Пишу же я тебе обо всем этом, милая Таня, только затем, чтобы ты приготовила родителей к этому известию и узнала бы через папа у медиков: что означает этот случай, и не вредно ли это для будущего ребенка. Теперь мы одни, и она сидит у меня за галстуком, и я чувствую, как ее маленький острый носик врезывается мне в шею. Вчера она осталась одна; я вошел в комнату и увидал, что Дора (собачка) затащила ее в угол, играет с ней и чуть не разбила ее. Я высек Дору и положил Соню в жилетный карман и унес в кабинет. Теперь, впрочем, я заказал, и нынче мне привезли из Тулы деревянную коробочку с застежкой, обитую снаружи сафьяном, а внутри малиновым бархатом с сделанным для нее местом, так что она ровно локтями, головой и спиной укладывается в него и не может уж разбиться. Сверху я еще прикрываю замшей.

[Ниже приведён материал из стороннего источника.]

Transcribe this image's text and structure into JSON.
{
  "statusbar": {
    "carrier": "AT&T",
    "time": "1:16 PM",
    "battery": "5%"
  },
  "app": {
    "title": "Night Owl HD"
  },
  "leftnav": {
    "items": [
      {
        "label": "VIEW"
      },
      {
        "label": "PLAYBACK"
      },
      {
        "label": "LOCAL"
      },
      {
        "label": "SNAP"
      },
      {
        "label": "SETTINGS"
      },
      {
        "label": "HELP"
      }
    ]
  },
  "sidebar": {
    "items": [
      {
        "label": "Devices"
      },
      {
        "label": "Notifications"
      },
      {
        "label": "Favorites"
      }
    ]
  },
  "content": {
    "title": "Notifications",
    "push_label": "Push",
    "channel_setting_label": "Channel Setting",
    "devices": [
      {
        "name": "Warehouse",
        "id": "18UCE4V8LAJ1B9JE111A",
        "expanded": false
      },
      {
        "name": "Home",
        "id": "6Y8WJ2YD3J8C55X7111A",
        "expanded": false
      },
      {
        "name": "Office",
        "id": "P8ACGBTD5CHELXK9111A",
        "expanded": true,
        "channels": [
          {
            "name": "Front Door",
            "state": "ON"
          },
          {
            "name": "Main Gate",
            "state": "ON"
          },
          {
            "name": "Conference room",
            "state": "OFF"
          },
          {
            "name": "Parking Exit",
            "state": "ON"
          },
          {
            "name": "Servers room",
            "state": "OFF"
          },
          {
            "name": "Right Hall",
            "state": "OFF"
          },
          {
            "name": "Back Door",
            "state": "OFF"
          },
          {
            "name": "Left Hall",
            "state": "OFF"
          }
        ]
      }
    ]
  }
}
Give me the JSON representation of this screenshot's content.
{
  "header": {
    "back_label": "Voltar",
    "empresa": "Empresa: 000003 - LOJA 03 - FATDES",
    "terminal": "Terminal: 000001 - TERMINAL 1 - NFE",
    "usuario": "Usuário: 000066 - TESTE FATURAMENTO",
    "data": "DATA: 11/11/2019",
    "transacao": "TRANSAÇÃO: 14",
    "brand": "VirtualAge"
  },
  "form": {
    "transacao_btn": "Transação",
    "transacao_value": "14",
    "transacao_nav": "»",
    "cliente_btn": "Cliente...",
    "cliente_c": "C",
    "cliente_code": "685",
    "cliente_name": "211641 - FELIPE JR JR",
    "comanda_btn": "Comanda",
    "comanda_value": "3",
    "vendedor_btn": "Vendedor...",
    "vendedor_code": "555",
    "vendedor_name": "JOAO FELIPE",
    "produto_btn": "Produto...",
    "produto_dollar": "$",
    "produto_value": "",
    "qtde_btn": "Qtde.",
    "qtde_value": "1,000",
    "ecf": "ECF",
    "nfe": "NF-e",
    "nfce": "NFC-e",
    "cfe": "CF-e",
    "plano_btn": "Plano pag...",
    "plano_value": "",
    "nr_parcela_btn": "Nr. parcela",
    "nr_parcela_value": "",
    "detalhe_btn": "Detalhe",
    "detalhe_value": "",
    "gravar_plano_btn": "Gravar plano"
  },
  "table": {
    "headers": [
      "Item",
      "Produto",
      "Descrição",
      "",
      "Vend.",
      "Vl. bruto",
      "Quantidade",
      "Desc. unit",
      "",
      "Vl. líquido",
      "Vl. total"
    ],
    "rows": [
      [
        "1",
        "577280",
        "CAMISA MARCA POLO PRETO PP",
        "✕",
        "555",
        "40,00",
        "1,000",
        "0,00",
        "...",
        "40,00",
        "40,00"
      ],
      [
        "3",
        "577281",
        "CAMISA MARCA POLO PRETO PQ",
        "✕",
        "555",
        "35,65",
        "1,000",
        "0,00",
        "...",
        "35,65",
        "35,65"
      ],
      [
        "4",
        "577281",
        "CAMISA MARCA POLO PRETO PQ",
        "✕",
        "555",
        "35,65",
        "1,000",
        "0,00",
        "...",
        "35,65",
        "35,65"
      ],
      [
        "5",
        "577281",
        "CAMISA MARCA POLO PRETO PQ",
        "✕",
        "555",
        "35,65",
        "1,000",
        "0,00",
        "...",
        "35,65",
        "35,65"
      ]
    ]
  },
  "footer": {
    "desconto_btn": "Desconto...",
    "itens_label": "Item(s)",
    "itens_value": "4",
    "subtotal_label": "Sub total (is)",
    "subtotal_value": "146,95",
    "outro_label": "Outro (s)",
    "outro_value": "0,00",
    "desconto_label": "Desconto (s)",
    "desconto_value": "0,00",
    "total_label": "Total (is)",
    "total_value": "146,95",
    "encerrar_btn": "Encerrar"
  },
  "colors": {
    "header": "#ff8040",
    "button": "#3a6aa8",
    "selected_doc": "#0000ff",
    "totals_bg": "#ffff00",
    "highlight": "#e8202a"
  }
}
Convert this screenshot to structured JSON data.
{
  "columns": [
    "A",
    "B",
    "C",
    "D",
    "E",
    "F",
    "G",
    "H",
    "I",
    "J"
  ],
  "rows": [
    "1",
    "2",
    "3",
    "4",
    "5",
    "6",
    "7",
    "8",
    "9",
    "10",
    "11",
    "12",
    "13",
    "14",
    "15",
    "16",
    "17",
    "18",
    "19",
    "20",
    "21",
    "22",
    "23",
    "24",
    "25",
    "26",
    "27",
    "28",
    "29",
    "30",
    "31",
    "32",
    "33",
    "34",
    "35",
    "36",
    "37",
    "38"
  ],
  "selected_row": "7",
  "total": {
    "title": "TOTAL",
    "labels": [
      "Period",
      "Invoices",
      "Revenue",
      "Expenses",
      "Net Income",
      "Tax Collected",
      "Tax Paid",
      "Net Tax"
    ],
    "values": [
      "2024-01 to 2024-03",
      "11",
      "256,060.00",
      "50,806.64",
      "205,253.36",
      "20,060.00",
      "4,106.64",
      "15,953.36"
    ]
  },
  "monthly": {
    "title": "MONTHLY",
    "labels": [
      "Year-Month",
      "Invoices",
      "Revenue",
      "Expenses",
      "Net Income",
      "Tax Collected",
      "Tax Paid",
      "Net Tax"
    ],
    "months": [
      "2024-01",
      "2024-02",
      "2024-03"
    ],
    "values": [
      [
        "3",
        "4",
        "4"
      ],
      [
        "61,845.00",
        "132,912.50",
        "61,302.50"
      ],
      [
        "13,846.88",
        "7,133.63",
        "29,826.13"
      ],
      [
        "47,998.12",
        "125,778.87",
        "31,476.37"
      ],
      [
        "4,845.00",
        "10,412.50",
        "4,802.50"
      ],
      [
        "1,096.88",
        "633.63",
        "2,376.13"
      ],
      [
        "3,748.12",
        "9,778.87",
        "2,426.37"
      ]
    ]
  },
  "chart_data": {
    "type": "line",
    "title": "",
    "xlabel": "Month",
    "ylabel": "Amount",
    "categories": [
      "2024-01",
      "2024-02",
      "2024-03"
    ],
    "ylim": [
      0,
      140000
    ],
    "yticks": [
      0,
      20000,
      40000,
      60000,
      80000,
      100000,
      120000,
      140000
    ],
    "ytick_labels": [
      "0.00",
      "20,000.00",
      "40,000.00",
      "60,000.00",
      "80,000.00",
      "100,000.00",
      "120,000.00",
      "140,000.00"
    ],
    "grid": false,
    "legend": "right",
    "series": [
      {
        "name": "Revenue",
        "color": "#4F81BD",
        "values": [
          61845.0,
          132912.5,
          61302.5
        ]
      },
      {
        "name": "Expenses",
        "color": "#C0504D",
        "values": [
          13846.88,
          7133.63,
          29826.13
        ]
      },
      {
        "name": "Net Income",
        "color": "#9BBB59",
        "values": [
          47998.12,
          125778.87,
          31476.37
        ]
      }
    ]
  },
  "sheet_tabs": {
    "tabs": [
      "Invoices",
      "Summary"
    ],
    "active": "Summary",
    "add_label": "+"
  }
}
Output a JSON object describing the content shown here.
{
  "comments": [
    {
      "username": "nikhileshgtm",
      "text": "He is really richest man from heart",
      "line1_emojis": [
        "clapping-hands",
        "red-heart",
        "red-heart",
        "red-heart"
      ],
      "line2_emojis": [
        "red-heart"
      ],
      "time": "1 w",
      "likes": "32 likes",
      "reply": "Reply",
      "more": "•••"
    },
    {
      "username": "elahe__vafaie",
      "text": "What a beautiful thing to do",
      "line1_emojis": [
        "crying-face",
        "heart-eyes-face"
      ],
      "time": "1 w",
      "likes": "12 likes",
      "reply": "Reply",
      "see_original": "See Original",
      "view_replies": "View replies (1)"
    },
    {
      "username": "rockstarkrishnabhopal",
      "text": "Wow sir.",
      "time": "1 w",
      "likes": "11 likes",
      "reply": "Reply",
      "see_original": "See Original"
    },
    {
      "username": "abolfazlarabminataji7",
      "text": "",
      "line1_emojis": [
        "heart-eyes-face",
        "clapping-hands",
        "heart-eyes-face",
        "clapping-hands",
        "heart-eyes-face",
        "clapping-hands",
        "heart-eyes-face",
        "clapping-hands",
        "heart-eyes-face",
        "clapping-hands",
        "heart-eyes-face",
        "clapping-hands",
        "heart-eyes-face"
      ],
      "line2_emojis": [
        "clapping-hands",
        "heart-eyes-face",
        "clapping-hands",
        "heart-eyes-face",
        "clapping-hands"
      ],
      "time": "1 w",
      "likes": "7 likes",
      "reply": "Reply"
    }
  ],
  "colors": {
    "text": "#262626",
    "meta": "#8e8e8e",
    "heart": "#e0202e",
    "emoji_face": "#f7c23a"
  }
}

Я писал это письмо, как вдруг случилось ужасное несчастье. Она стояла на столе, Н. П. толкнула, проходя, она упала и отбила ногу выше колена с пеньком. Алексей[72] говорит, что можно заклеить белилами с яичным белком. Не знают ли рецепта в Москве. Пришли, пожалуйста».

Это загадочное письмо после его первой публикации[73] вызвало большой шум. Им заинтересовались представители психоаналитической школы, исследователи и биографы. В двух номерах Ленинградской газеты[74] тут же по опубликовании письма были помещены интервью с В. Г. Чертковым, В. И. Срезневским и Н. Н. Гусевым.

Н. Н. Гусев в редакционном примечании к тексту пишет, что «здесь под формою шутки скрывается изображение действительности, действительного душевного состояния, пережитого тогда Софьей Андреевной и больно отозвавшегося в душе Льва Николаевича». В интервью он более подробно высказывает свое мнение: «Это письмо – письменный след глубочайшего переживания Льва Николаевича в его взаимоотношениях с Софьей Андреевной в первый период его брака с ней. И это психологически вполне естественно. Каждому известно, что во взаимоотношениях между мужчиной и женщиной такой период, когда его спутница жизни представляется ему, хотя на время, неодушевленной, «фарфоровой», совсем не столь редкое явление. Каждый женатый переживал то же, что Л. Н. Толстой. Разница лишь в интенсивности переживания и ощущения отчужденности, потери или превращения в «фарфоровую» жены каждым. Ясно, у Льва Николаевича, как у гения художественных образов, это свойственное каждому мужчине в любви к женщине переживание вылилось в соответствующую по диапазону эпически-художественную форму».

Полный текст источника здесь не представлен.